# roller furling conversion on small boat compac 16 legacy



## edepstein (Jul 24, 2020)

Will a roller furling conversion from hank on jib decrease perfomance on a compac 16 legacy?
Ed


----------



## Arcb (Aug 13, 2016)

Maybe a bit, I am not sure if you would really notice it. You probably aren't racing a Compac Legacy? Roller furling can be a nice thing to have on a small boat like that.


----------



## Minnewaska (Feb 21, 2010)

That one time you don’t feel like sailing or don‘t stay out longer or don’t fly the headsail at all, because it’s too much hassle, all reduce performance. I say get the furler.

On a different scale, I had a buddy with a 49 ft Taswell, without any electric winches. If conditions were marginal or variable, he would never go through the effort of raising all the sails, just to find out. We sailed 2-3x more than he.

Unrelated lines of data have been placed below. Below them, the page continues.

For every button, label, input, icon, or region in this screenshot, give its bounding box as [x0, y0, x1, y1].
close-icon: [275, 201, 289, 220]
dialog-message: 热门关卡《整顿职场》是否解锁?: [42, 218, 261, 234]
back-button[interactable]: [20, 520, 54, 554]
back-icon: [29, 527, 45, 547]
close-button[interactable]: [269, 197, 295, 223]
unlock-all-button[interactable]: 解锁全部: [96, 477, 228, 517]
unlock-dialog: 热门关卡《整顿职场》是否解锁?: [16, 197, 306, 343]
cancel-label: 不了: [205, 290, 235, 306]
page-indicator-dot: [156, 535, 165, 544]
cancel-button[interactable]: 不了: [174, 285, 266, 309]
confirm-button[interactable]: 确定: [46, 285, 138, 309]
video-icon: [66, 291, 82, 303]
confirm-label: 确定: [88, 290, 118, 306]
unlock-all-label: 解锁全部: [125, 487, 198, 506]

Make it as convenient as you can. Enjoy.


----------



## overbored (Oct 8, 2010)

no it can increase your performance . the foil actually will improve the air flow over the leading edge of the sail the same as a round leading edge does on a low speed aircraft wing. creates a aerodynamic fatter airfoil out of a thin leading edge can also improve performance when the wind is up and you can reef a bit to keep the boat over the rudder and not heel so much.


----------



## jephotog (Feb 25, 2002)

Minnewaska said:


> That one time you don't feel like sailing or don't stay out longer or don't fly the headsail at all, because it's too much hassle, all reduce performance. I say get the furler.
> 
> On a different scale, I had a buddy with a 49 ft Taswell, without any electric winches.


Does he not have roller furling on his Tazewell?


----------